“We want people to feel free here. I want visitors to perceive we are tolerant.”
Javánka & Co.is a restaurant that offers mainly Indonesian cuisine with specialties from around the world. This establishment is a place where vegetarians, vegans, and meat lovers come together. One of the two owners, Juanita Kansil, adds: “Yes, we specialize in quality and honest Indonesian cuisine, but we don’t call ourselves an Indonesian restaurant right away. Javánka is first and before anything else, a place where people meet and connect by being cosmopolitan.”
Javánka is a mixture of not only exotic aromas and tastes but also stories of people who work here and customers who come regularly. The owners try to create an atmosphere of tolerance, freedom, honesty and friendship. Javánka presents itself as a “social lounge” and offers a sense of community. It hosts private events that take place irregularly on Mondays, when the restaurant is closed, but also public events, such as Sunday dance evenings.
The name comes from the island of Java, the most populated island in the world, where the capital of Indonesia, Jakarta, is the home of Juanita’s mother. Juanita Kansil was born in Prague, emigrated to Indonesia when she was 15, returned during the Velvet Revolution, then studied history in Amsterdam for several years, and finally returned to her native Prague.
This woman with an eye-catching life story made a great friendship with the Czech Lucie Kluzáková, who founded Bar Duende and managed the Meduza café for sixteen years. Together, they founded Javánka in 2014, which combines dreams of the magnificent poetry by Konstantin Biebl and the popular opinions of Václav Havel.
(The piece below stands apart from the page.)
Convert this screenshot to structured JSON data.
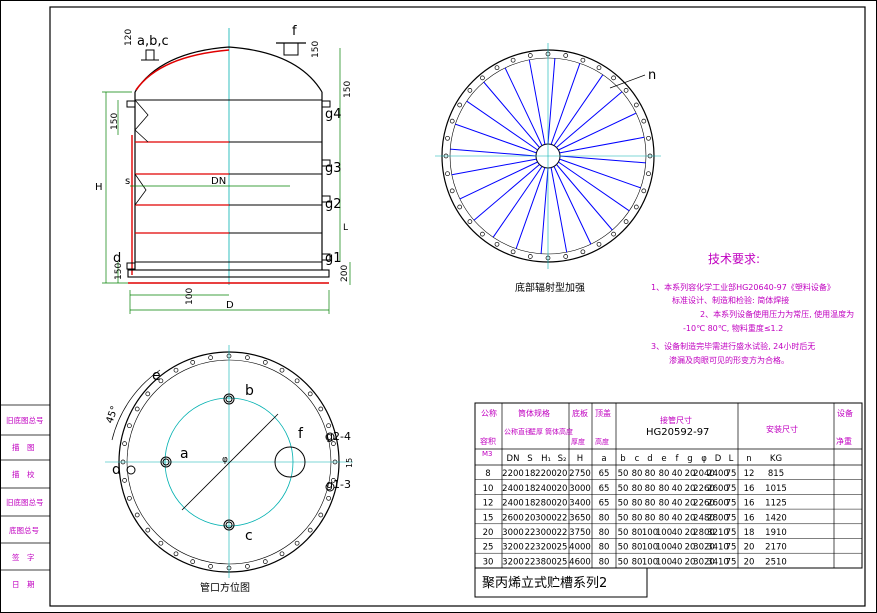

Do not hesitate, go to delight your senses and enjoy the company of the fantastic duo Ju & Lu.
You cook Indonesian food and your business is named after the Indonesian island of Java, but you don’t consider yourself a purely Indonesian restaurant, café, or bistro. What is the philosophy of Javánka?
Juanita: “Our philosophy is to create a space for people who think globally, openly, that are tolerant and honest. It is a place where people who feel cosmopolitan can meet. Fifty per cent of our customers are foreigners, and some of our employees speak only English. We employ both foreigners and Czechs. Tolerance is important to us.”
You have mentioned several times that you think of yourself as a cosmopolitan person, logically it is based on having spent part of your life in different countries and cultures. But you were born in the Czech Republic, right?
Juanita: “Yes, I was born in the Czech Republic, and my parents are Indonesian. At the age of fifteen, I had to go back to Indonesia with my grandmother, and I lived there for three years. Then I moved back to Prague for a while, in 1989, and then I went to study history in Holland, but I didn’t graduate because I met a Czech in a pub.”
What was it like to emigrate, for a short while, to Indonesia? Did you miss the Czech Republic?
Juanita: “In Indonesia, I missed European culture very much. I missed Baroque, theatres, classical music. I had such a Central European melancholy. Indonesians are very cheerful, and even if you have a difficult life because of poverty, there is a sense of “lightness”. There’s a different style of humour. What I missed a lot were Czech bread and buns. Now I miss a lot of Indonesian dishes.”
And this is the dream that Konstantin Biebl writes about in his poem “With a Ship Importing Tea and Coffee”?
Juanita: “It is a dream about distance, something that one idealizes because you still admire something that somewhere it’s more beautiful and better. But I enjoy the creativity of a man dreaming. And Javánka is a space where bridges are built between those people who dream.”